Ascension Parish community photo gallery for Sept. 3, 2015 _lowres

Advocate staff photo by BILL FEIG -- Haley Thompson, 18, is opening her own bakery Bliss Patisserie in Prairieville on Saturday.

Clarence Cutno knew his granddaughter Haley Thompson had a special talent for baking when the teenager began taking orders for more than two dozen holiday pies a few years ago.

Thompson, now 18, is opening her own bakery, Bliss Patisserie on Saturday in Prairieville, making her one of the youngest business owners in Ascension Parish.

“She just has a talent given from God,” Cutno said. “She watched me make those pies, but in a year or two, she was doing stuff I couldn’t even think of doing. She’s blessed.”

The bakery, 17188 Airline Highway, will sell cakes and cupcakes, all baked and decorated by Thompson, as well as serve coffee, Italian ice, macaroons, New Orleans Ice Cream Co. ice cream and Thompson’s speciality “cake jars” — mason jars filled with layered cake and filling.

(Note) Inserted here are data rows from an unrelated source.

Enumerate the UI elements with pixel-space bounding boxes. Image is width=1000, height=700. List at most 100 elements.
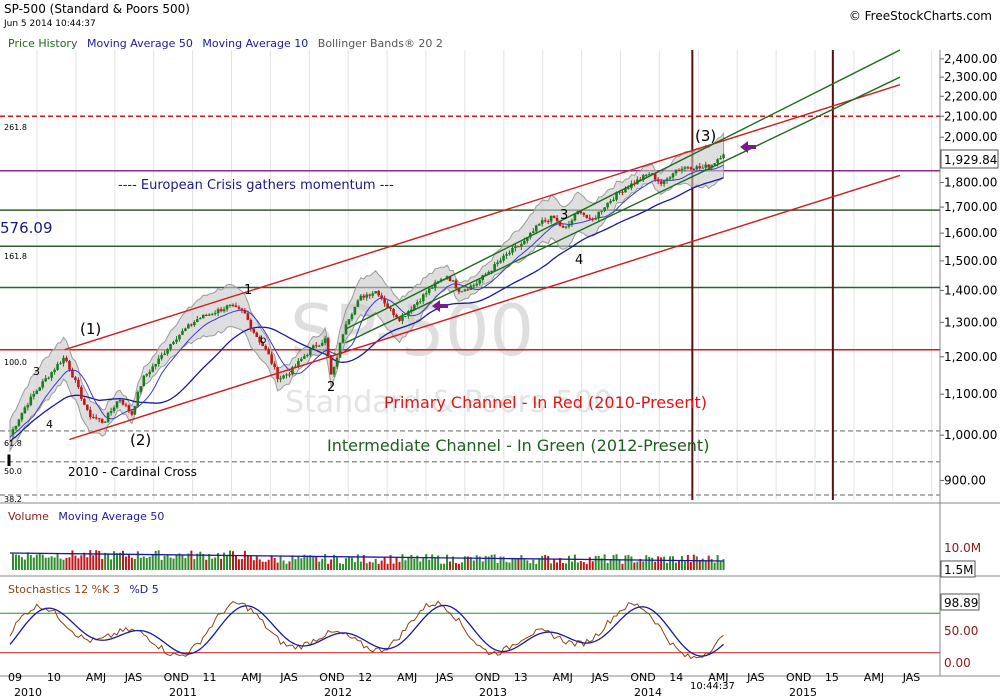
candle-body bbox=[659, 181, 663, 184]
wave-3-left-label: 3 bbox=[33, 365, 40, 378]
volume-bar bbox=[422, 558, 425, 570]
volume-bar bbox=[217, 553, 220, 570]
candle-body bbox=[172, 341, 175, 345]
candle-body bbox=[20, 413, 24, 420]
volume-bar bbox=[315, 556, 318, 570]
candle-body bbox=[303, 356, 306, 359]
volume-bar bbox=[419, 561, 422, 570]
candle-body bbox=[151, 366, 155, 372]
y-tick-label: 1,700.00 bbox=[944, 200, 997, 214]
candle-body bbox=[166, 349, 169, 354]
volume-bar bbox=[145, 558, 148, 570]
candle-body bbox=[35, 390, 39, 394]
x-tick-label: OND bbox=[475, 671, 500, 684]
candle-body bbox=[627, 187, 630, 189]
volume-bar bbox=[246, 555, 249, 570]
candle-body bbox=[585, 214, 589, 218]
volume-bar bbox=[407, 556, 410, 570]
candle-body bbox=[311, 345, 315, 349]
volume-bar bbox=[157, 550, 160, 570]
candle-body bbox=[567, 224, 571, 227]
volume-bar bbox=[550, 563, 553, 570]
watermark-name: Standard & Poors 500 bbox=[285, 385, 612, 420]
candle-body bbox=[317, 345, 321, 347]
candle-body bbox=[258, 337, 262, 343]
fib-100-label: 100.0 bbox=[4, 358, 27, 367]
legend-ma50[interactable]: Moving Average 50 bbox=[86, 37, 193, 50]
candle-body bbox=[624, 188, 627, 193]
candle-body bbox=[264, 346, 267, 350]
candle-body bbox=[511, 247, 514, 253]
volume-bar bbox=[214, 557, 217, 570]
candle-body bbox=[692, 168, 696, 170]
fib-161-label: 161.8 bbox=[4, 252, 27, 261]
candle-body bbox=[109, 411, 113, 413]
volume-bar bbox=[380, 560, 383, 570]
volume-bar bbox=[472, 560, 475, 570]
candle-body bbox=[537, 223, 541, 226]
volume-bar bbox=[484, 555, 487, 570]
legend-ma10[interactable]: Moving Average 10 bbox=[202, 37, 309, 50]
volume-bar bbox=[62, 559, 65, 570]
volume-bar bbox=[490, 554, 493, 570]
volume-bar bbox=[514, 558, 517, 570]
volume-bar bbox=[267, 559, 270, 570]
x-tick-label: 15 bbox=[825, 671, 839, 684]
volume-bar bbox=[151, 554, 154, 570]
legend-bollinger[interactable]: Bollinger Bands® 20 2 bbox=[317, 37, 443, 50]
volume-bar bbox=[11, 553, 14, 570]
volume-bar bbox=[347, 556, 350, 570]
candle-body bbox=[668, 177, 672, 179]
volume-bar bbox=[630, 556, 633, 570]
volume-bar bbox=[692, 554, 695, 570]
candle-body bbox=[463, 289, 467, 292]
volume-bar bbox=[318, 561, 321, 570]
candle-body bbox=[621, 191, 624, 193]
volume-bar bbox=[466, 556, 469, 570]
volume-bar bbox=[356, 554, 359, 570]
volume-bar bbox=[440, 563, 443, 570]
volume-bar bbox=[487, 556, 490, 570]
candle-body bbox=[421, 294, 425, 302]
legend-volume-ma50[interactable]: Moving Average 50 bbox=[58, 510, 165, 523]
legend-price-history[interactable]: Price History bbox=[8, 37, 78, 50]
channel-line bbox=[64, 84, 901, 351]
volume-bar bbox=[463, 556, 466, 570]
legend-volume[interactable]: Volume bbox=[8, 510, 49, 523]
volume-bar bbox=[130, 557, 133, 570]
price-legend: Price History Moving Average 50 Moving A… bbox=[8, 37, 449, 50]
candle-body bbox=[377, 291, 380, 296]
x-axis-ticks: 09 10 AMJ JAS OND 11 AMJ JAS OND 12 AMJ JAS OND 13 AMJ… bbox=[8, 671, 920, 699]
candle-body bbox=[662, 181, 666, 184]
fib-61-label: 61.8 bbox=[4, 439, 22, 448]
candle-body bbox=[579, 211, 583, 214]
legend-stoch-k[interactable]: Stochastics 12 %K 3 bbox=[8, 583, 120, 596]
volume-bar bbox=[229, 550, 232, 570]
legend-stoch-d[interactable]: %D 5 bbox=[129, 583, 159, 596]
volume-bar bbox=[208, 553, 211, 570]
candle-body bbox=[106, 412, 110, 422]
volume-bar bbox=[166, 554, 169, 570]
bollinger-bands bbox=[9, 132, 725, 453]
volume-bar bbox=[389, 555, 392, 570]
candle-body bbox=[416, 302, 419, 305]
candle-body bbox=[552, 215, 556, 218]
candle-body bbox=[612, 199, 615, 202]
volume-bar bbox=[371, 562, 374, 570]
stoch-legend: Stochastics 12 %K 3 %D 5 bbox=[8, 583, 165, 596]
y-tick-label: 1,500.00 bbox=[944, 254, 997, 268]
candle-body bbox=[288, 374, 291, 376]
volume-bar bbox=[258, 559, 261, 570]
volume-bar bbox=[701, 558, 704, 570]
candle-body bbox=[398, 317, 401, 321]
y-tick-label: 1,300.00 bbox=[944, 315, 997, 329]
volume-bar bbox=[660, 557, 663, 570]
year-label: 2012 bbox=[324, 686, 352, 699]
y-axis-ticks: 2,400.00 2,300.00 2,200.00 2,100.00 2,000.00… bbox=[940, 52, 997, 487]
price-pane bbox=[0, 50, 940, 502]
volume-bar bbox=[666, 562, 669, 570]
candle-body bbox=[285, 374, 288, 376]
level-576-label: 576.09 bbox=[0, 219, 53, 237]
volume-bar bbox=[211, 558, 214, 570]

“It was always what I wanted to do,” Thompson said. “God was leading me to bake and open a bakery.”

Thompson, a 2015 East Ascension High School graduate with a 4.3 GPA, taught herself cupcake icing piping techniques by watching YouTube videos starting at age 15.

She would post pictures of her culinary successes on Instagram, and soon, family friends asked to buy cupcakes for parties and events.

“They were getting more creative,” said Thompson’s mother, Nodgela Thompson. “Cuter and cuter.”

Conquering cupcakes led Thompson to try baking and decorating a cake for a LSU nursing school graduate.

The cake, shaped like a nursing scrub uniform and featuring an edible fondant stethoscope, syringe and bandages, launched her professional cake career.

“That’s when it went absolutely crazy,” Thompson said.

Cake orders started flying in and Thompson realized baking was more than just a hobby. It was a career.

But first, Thompson needed to graduate high school.

During her junior year, Thompson honed her skills by participating in a ProStart culinary class at Dutchtown High School.

She and her team won third place at the Louisiana Restaurant Association ProStart Cooking competition in New Orleans with Thompson cooking the team’s appetizer and entree courses.

As a prize, Thompson won a partial scholarship to attend the Louisiana Culinary Institute.

But even with this scholarship and funds from TOPS, the state’s tuition-paying program, Thompson’s family was left with considerable out-of-pocket expenses to pay for her culinary education.

Although a great opportunity, Thompson said the competition made her realize “cooking is not for me.”

Baking, however, allowed Thompson’s creativity to flow, she said.

“You can be creative with the presentation of cooking, but I feel like with baking you can go a whole way further,” Thompson said.

Nodgela Thompson said her daughter approached her one day and said she believed she was being led to open her own bakery and not attend culinary school.

The money the family would have spent on tuition instead funded lessons from a private pastry chef, Nodgela Thompson said.

At first, the family experienced some negative feedback from friends and family members who were appalled such a bright student wasn’t going to college.

Thompson credits her uncle and pastor, Leroy Thompson, for helping her realize she was headed down the right path.

“My family and uncle were the people keeping me grounded in this decision,” Thompson said.

Thompson’s family helped encourage her entrepreneurial spirit, as well.

Her older sister Toni Shea Thompson opened her own business, Shea Couture Bridal in Gonzales, while still in high school.

Their parents own a real estate company and their father, Terrell Thompson, also works in a family-owned ministry.

Nodgela Thompson said she hoped both Thompson and her sister realize how hard small-business owners have to work to achieve success.

“You’ve got to trust God and hit it hard,” Nodgela Thompson said. “Because nothing is going to be given to you. Nobody is standing in line to just give it to you.”

Despite the anxiety that comes with opening a business, Thompson has kept a relaxed attitude, a Type-B trait that comes from her father, a former Army soldier who served in Operation Desert Storm, Nodgela Thompson said.

“I’m stressed that she’s not stressed,” Nodgela Thompson said. “But that just confirms to me that she is in her calling.”